Points de vérification avant de signer un bail
- Capacité du raccordement électrique existant sur la parcelle, mesurée en kVA, à confronter avec les besoins des bornes rapides envisagées
- Conformité du local aux normes incendie applicables au stockage et à la recharge de batteries lithium-ion, qui diffèrent des normes thermiques classiques
- Clause de renouvellement du bail incluant la possibilité d’extension de la surface de recharge si le seuil réglementaire évolue à la hausse
Coûts de maintenance et formation des techniciens EV
La FNAA (Fédération Nationale des Agents Automobiles) documente dans son rapport annuel 2025 une baisse marquée des coûts de maintenance pour les concessions adaptées à l’électrique, portée par la télémaintenance prédictive. Les véhicules électriques génèrent moins d’interventions mécaniques courantes (pas de vidange, pas d’embrayage, freinage régénératif qui réduit l’usure des plaquettes).
En revanche, la diversité des technologies de batteries entre constructeurs complique la formation des équipes techniques. Un technicien formé sur des packs NMC (nickel-manganèse-cobalt) ne maîtrise pas nécessairement les protocoles de diagnostic des batteries LFP (lithium-fer-phosphate), de plus en plus répandues sur les modèles chinois.

Cette réalité impose un plan de formation continue que le concessionnaire doit budgétiser dès le lancement. Les constructeurs européens proposent généralement des cursus structurés avec certification. Les marques chinoises, plus récentes sur le marché européen, disposent de programmes de formation encore en cours de déploiement.
Compétences à recruter en priorité
- Technicien haute tension habilité (habilitation B2VL minimum), capable d’intervenir sur des systèmes de plusieurs centaines de volts en toute sécurité
- Spécialiste diagnostic logiciel, formé aux outils de télémaintenance prédictive propres à chaque constructeur partenaire
- Conseiller de vente formé aux spécificités du financement EV (bonus écologique, leasing social, prime à la conversion) pour orienter les clients vers l’offre adaptée
Le choix du constructeur partenaire conditionne directement le coût de formation et la capacité à maintenir un atelier rentable. Un concessionnaire multimarque devra multiplier les certifications, ce qui alourdit la masse salariale mais élargit la base de clientèle après-vente.

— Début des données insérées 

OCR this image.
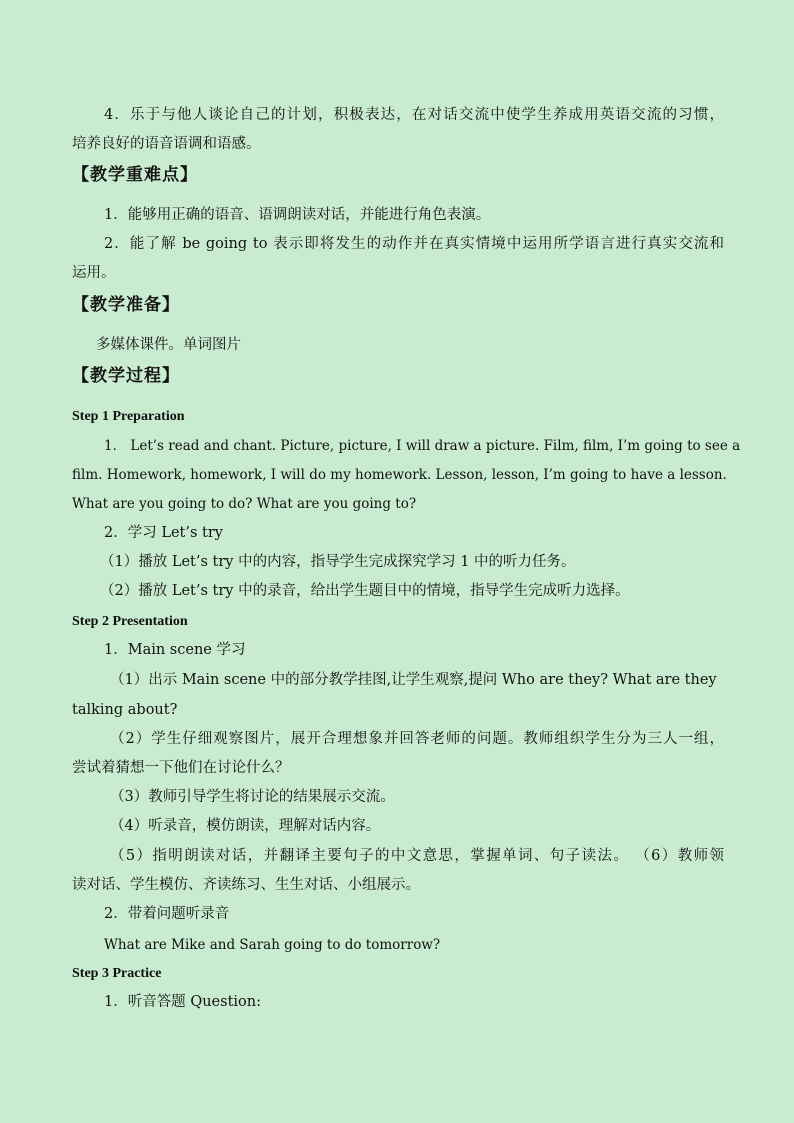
4．乐于与他人谈论自己的计划，积极表达，在对话交流中使学生养成用英语交流的习惯，
培养良好的语音语调和语感。
【教学重难点】
1．能够用正确的语音、语调朗读对话，并能进行角色表演。
2．能了解 be going to 表示即将发生的动作并在真实情境中运用所学语言进行真实交流和
运用。
【教学准备】
多媒体课件。单词图片
【教学过程】
Step 1 Preparation
1． Let’s read and chant. Picture, picture, I will draw a picture. Film, film, I’m going to see a
film. Homework, homework, I will do my homework. Lesson, lesson, I’m going to have a lesson.
What are you going to do? What are you going to?
2．学习 Let’s try
（1）播放 Let’s try 中的内容，指导学生完成探究学习 1 中的听力任务。
（2）播放 Let’s try 中的录音，给出学生题目中的情境，指导学生完成听力选择。
Step 2 Presentation
1．Main scene 学习
（1）出示 Main scene 中的部分教学挂图,让学生观察,提问 Who are they? What are they
talking about?
（2）学生仔细观察图片，展开合理想象并回答老师的问题。教师组织学生分为三人一组，
尝试着猜想一下他们在讨论什么？
（3）教师引导学生将讨论的结果展示交流。
（4）听录音，模仿朗读，理解对话内容。
（5）指明朗读对话，并翻译主要句子的中文意思，掌握单词、句子读法。 （6）教师领
读对话、学生模仿、齐读练习、生生对话、小组展示。
2．带着问题听录音
What are Mike and Sarah going to do tomorrow?
Step 3 Practice
1．听音答题 Question:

Le marché de la concession électrique se structure autour de ces quatre paramètres : gestion du stock thermique résiduel, sélection du partenaire constructeur selon le couple marge-risque, conformité aux obligations d’infrastructure de recharge et investissement dans la formation technique. Le décret 2026-145 fixe un calendrier que les futurs concessionnaires ne peuvent pas ignorer, et les données du rapport Deloitte montrent que le choix entre franchise chinoise et constructeur européen engage la rentabilité sur plusieurs années.